Here are several examples:

In [20]:
# Create a length-10 integer array filled with zeros
np.zeros(10, dtype=int)

array([0, 0, 0, 0, 0, 0, 0, 0, 0, 0])

In [21]:
# Create a 3x5 floating-point array filled with ones
np.ones((3, 5), dtype=float)

array([[1., 1., 1., 1., 1.],
       [1., 1., 1., 1., 1.],
       [1., 1., 1., 1., 1.]])

In [22]:
# Create a 3x5 array filled with 3.14
np.full((3, 5), 3.14)

array([[3.14, 3.14, 3.14, 3.14, 3.14],
       [3.14, 3.14, 3.14, 3.14, 3.14],
       [3.14, 3.14, 3.14, 3.14, 3.14]])

In [23]:
# Create an array filled with a linear sequence
# Starting at 0, ending at 20, stepping by 2
# (this is similar to the built-in range() function)
np.arange(0, 20, 2)

array([ 0,  2,  4,  6,  8, 10, 12, 14, 16, 18])

In [24]:
# Create an array of five values evenly spaced, between 0 and 1
np.linspace(0, 1, 5)

array([0.  , 0.25, 0.5 , 0.75, 1.  ])

In [25]:
# Create a 3x3 array of uniformly distributed random values, between 0 and 1
np.random.random((3, 3))

array([[0.06253477, 0.36196913, 0.49807541],
       [0.3920686 , 0.6111534 , 0.40388863],
       [0.07751704, 0.63335595, 0.51501987]])

In [26]:
# Create a 3x3 array of normally distributed random values, with mean 0 and standard deviation 1
np.random.normal(0, 1, (3, 3))

array([[-1.21955594, -0.24483796,  0.03531857],
       [-0.96542248,  0.02339453, -1.53552933],
       [ 0.44853537,  1.52854889,  0.12850929]])

In [27]:
# Create a 3x3 array of random integers in the interval [0, 10)
np.random.randint(0, 10, (3, 3))

array([[8, 8, 9],
       [2, 3, 0],
       [2, 8, 3]])

In [28]:
# Create a 3x3 identity matrix
np.eye(3)

array([[1., 0., 0.],
       [0., 1., 0.],
       [0., 0., 1.]])

In [29]:
# Create an uninitialized array of three integers
# The values will be whatever happens to already exist at that memory location
np.empty(3)

array([1., 1., 1.])

## NumPy Standard Data Types

NumPy arrays contain values of a single type, so it is important to have detailed knowledge of those types and their limitations.
Because NumPy is built in C, the types will be familiar to users of C, Fortran, and other related languages.

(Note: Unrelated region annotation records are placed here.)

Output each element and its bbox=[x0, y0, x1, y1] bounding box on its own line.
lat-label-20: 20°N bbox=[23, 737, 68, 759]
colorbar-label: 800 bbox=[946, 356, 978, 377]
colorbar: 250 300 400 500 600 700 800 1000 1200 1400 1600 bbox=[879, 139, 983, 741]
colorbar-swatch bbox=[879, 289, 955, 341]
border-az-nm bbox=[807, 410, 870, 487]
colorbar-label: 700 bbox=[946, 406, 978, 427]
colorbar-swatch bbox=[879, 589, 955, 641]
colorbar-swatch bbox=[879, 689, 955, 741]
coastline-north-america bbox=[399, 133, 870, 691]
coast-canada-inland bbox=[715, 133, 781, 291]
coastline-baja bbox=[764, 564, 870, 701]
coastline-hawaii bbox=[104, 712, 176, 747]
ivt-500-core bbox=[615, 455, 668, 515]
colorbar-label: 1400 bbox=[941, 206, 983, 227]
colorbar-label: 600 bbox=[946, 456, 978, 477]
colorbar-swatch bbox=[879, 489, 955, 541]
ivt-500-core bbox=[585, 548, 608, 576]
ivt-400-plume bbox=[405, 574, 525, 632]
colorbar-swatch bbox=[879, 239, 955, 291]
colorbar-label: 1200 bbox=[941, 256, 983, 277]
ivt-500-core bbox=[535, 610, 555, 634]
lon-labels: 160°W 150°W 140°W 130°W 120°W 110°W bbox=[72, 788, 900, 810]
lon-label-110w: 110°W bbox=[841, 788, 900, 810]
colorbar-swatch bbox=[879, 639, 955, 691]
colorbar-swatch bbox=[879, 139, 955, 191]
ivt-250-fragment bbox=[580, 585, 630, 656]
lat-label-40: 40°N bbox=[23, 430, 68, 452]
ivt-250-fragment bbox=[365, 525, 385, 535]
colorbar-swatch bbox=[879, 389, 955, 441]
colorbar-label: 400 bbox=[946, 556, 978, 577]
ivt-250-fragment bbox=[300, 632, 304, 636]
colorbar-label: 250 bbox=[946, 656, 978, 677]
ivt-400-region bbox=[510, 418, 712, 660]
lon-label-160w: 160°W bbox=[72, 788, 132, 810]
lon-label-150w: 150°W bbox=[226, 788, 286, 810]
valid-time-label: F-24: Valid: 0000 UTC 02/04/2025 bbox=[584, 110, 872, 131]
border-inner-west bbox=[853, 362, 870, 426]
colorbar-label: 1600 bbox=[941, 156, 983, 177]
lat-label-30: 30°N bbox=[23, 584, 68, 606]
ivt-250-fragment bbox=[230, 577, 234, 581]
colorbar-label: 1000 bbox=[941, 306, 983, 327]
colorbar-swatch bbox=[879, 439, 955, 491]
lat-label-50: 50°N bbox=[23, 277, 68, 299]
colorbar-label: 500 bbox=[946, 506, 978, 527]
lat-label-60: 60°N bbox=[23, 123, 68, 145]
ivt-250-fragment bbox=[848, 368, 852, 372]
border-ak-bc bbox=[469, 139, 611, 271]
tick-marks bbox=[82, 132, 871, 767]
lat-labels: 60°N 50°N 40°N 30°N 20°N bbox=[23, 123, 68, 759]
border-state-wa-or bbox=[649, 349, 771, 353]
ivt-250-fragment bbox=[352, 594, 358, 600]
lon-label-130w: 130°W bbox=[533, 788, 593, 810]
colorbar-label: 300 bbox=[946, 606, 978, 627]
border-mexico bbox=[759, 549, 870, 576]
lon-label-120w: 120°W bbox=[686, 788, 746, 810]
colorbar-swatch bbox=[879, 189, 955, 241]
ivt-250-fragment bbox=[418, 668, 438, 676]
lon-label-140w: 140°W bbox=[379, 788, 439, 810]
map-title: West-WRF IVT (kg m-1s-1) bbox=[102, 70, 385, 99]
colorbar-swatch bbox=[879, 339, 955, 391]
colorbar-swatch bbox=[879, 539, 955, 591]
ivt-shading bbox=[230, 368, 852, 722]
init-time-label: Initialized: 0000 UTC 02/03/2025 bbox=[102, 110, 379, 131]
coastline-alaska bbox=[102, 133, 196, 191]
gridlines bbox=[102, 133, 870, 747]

The standard NumPy data types are listed in the following table.
Note that when constructing an array, they can be specified using a string:

```python
np.zeros(10, dtype='int16')
```

Or using the associated NumPy object:

```python
np.zeros(10, dtype=np.int16)
```

| Data type	    | Description |
|---------------|-------------|
| ``bool_``     | Boolean (True or False) stored as a byte |
| ``int_``      | Default integer type (same as C ``long``; normally either ``int64`` or ``int32``)| 
| ``intc``      | Identical to C ``int`` (normally ``int32`` or ``int64``)| 
| ``intp``      | Integer used for indexing (same as C ``ssize_t``; normally either ``int32`` or ``int64``)| 
| ``int8``      | Byte (-128 to 127)| 
| ``int16``     | Integer (-32768 to 32767)|
| ``int32``     | Integer (-2147483648 to 2147483647)|
| ``int64``     | Integer (-9223372036854775808 to 9223372036854775807)| 
| ``uint8``     | Unsigned integer (0 to 255)| 
| ``uint16``    | Unsigned integer (0 to 65535)| 
| ``uint32``    | Unsigned integer (0 to 4294967295)| 
| ``uint64``    | Unsigned integer (0 to 18446744073709551615)| 
| ``float_``    | Shorthand for ``float64``.| 
| ``float16``   | Half precision float: sign bit, 5 bits exponent, 10 bits mantissa| 
| ``float32``   | Single precision float: sign bit, 8 bits exponent, 23 bits mantissa| 
| ``float64``   | Double precision float: sign bit, 11 bits exponent, 52 bits mantissa| 
| ``complex_``  | Shorthand for ``complex128``.| 
| ``complex64`` | Complex number, represented by two 32-bit floats| 
| ``complex128``| Complex number, represented by two 64-bit floats| 

More advanced type specification is possible, such as specifying big or little endian numbers; for more information, refer to the [NumPy documentation](http://numpy.org/).
NumPy also supports compound data types, which will be covered later under the topic "Structured Data: NumPy's Structured Arrays".